While police may claim they are winning the war on cash-in-transit heists‚ a security guard who almost lost his life in a heist earlier this year said they could do even more.
“I don’t think [they have won] because I think many police are working hand-in-hand with these criminals by feeding them information‚ so it won’t end‚” said *Thuso Hlongwane‚ who is employed by one of the large security cash transporting companies.
Police Minister Bheki Cele earlier this year deployed more manpower towards curbing heists‚ but Hlongwane said the focus would soon change to something else.
“This is because people are still talking about it now but it won’t always be like this‚” he added.
Hlongwane has been in the cash transportation business for 12 years but after he found himself being a victim of an attack earlier this year‚ he is now considering a career change.
“I loved the job.
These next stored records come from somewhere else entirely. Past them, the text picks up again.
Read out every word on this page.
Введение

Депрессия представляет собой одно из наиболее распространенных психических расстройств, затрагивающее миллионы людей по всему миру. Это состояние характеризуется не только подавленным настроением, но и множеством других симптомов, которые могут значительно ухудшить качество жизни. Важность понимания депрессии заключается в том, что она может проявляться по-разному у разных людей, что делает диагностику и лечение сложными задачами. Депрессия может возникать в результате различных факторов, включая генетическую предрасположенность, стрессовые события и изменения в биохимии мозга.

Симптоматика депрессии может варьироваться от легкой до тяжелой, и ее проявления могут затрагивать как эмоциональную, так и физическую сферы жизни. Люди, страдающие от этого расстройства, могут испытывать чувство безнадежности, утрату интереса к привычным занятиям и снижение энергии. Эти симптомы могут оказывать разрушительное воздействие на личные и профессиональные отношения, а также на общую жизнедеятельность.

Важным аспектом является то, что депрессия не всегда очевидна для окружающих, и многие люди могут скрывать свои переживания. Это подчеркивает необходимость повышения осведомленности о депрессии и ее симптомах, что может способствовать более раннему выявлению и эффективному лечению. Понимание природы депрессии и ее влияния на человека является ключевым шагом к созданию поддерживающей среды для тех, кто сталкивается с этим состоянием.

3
I worked with a passion with no fear until ‘that thing’ happened‚” he said.
Hlongwane and a colleague were in Rustenburg in the North West when they found themselves in the middle of what could have been a deadly attack.
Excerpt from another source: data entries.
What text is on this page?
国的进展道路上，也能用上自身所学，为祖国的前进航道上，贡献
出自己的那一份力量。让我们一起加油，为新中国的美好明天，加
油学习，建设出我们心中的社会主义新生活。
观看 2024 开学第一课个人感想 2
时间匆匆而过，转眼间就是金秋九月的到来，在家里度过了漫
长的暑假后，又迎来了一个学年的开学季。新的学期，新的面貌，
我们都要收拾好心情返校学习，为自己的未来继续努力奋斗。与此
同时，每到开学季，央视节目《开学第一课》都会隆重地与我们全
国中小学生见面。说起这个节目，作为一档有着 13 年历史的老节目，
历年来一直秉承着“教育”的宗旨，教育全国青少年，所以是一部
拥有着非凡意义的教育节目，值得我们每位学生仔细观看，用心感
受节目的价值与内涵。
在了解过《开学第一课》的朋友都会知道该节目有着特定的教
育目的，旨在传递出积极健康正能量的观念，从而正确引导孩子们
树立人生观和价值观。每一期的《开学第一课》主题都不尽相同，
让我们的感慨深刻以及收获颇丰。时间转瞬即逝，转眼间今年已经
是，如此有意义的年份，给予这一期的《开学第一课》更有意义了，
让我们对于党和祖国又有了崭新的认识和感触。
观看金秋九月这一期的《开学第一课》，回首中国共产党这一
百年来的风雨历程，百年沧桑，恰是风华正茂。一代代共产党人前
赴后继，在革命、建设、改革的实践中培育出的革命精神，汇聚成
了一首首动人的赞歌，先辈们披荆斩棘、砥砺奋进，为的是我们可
“They [the attackers] were driving a Q5 or Q3 when they overtook us. As they passed‚ they started shooting at us. They pulled us out of the vehicle‚ took us a few metres from the van and they blew it up. They took the money and ran away‚” said Hlongwane.
During that attack‚ both he and his colleague were shot in the hands and legs.
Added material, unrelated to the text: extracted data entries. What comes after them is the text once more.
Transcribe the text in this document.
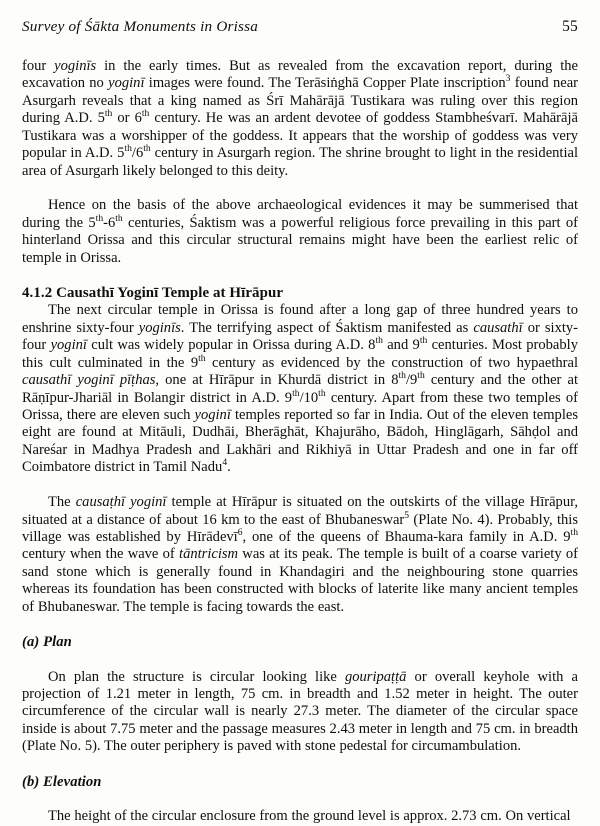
Survey of Śākta Monuments in Orissa	55

four yoginīs in the early times. But as revealed from the excavation report, during the excavation no yoginī images were found. The Terāsiṅghā Copper Plate inscription$^3$ found near Asurgarh reveals that a king named as Śrī Mahārājā Tustikara was ruling over this region during A.D. 5th or 6th century. He was an ardent devotee of goddess Stambheśvarī. Mahārājā Tustikara was a worshipper of the goddess. It appears that the worship of goddess was very popular in A.D. 5th/6th century in Asurgarh region. The shrine brought to light in the residential area of Asurgarh likely belonged to this deity.

Hence on the basis of the above archaeological evidences it may be summerised that during the 5th-6th centuries, Śaktism was a powerful religious force prevailing in this part of hinterland Orissa and this circular structural remains might have been the earliest relic of temple in Orissa.

4.1.2 Causathī Yoginī Temple at Hīrāpur

The next circular temple in Orissa is found after a long gap of three hundred years to enshrine sixty-four yoginīs. The terrifying aspect of Śaktism manifested as causathī or sixty-four yoginī cult was widely popular in Orissa during A.D. 8th and 9th centuries. Most probably this cult culminated in the 9th century as evidenced by the construction of two hypaethral causathī yoginī pīṭhas, one at Hīrāpur in Khurdā district in 8th/9th century and the other at Rāṇīpur-Jhariāl in Bolangir district in A.D. 9th/10th century. Apart from these two temples of Orissa, there are eleven such yoginī temples reported so far in India. Out of the eleven temples eight are found at Mitāuli, Dudhāi, Bherāghāt, Khajurāho, Bādoh, Hinglāgarh, Sāhḍol and Nareśar in Madhya Pradesh and Lakhāri and Rikhiyā in Uttar Pradesh and one in far off Coimbatore district in Tamil Nadu$^4$.

The causaṭhī yoginī temple at Hīrāpur is situated on the outskirts of the village Hīrāpur, situated at a distance of about 16 km to the east of Bhubaneswar$^5$ (Plate No. 4). Probably, this village was established by Hīrādevī$^6$, one of the queens of Bhauma-kara family in A.D. 9th century when the wave of tāntricism was at its peak. The temple is built of a coarse variety of sand stone which is generally found in Khandagiri and the neighbouring stone quarries whereas its foundation has been constructed with blocks of laterite like many ancient temples of Bhubaneswar. The temple is facing towards the east.

(a) Plan

On plan the structure is circular looking like gouripaṭṭā or overall keyhole with a projection of 1.21 meter in length, 75 cm. in breadth and 1.52 meter in height. The outer circumference of the circular wall is nearly 27.3 meter. The diameter of the circular space inside is about 7.75 meter and the passage measures 2.43 meter in length and 75 cm. in breadth (Plate No. 5). The outer periphery is paved with stone pedestal for circumambulation.

(b) Elevation

The height of the circular enclosure from the ground level is approx. 2.73 cm. On vertical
“I haven’t returned to work since then. My hand is now balanced by plates and screws. I don’t know how I will work again because I have a problem with my hand‚” he said.
Hlongwane said theirs was a thankless job where one could easily be replaced. He hit out at his bosses.
“All that these companies care about is money. Even now‚ they are working on bettering their vans to protect the money‚ not the people who risk their lives transporting it‚” he said.
Without proper action from the police and better precautionary measures from employees‚ lives would continue to be lost in heists‚ he said.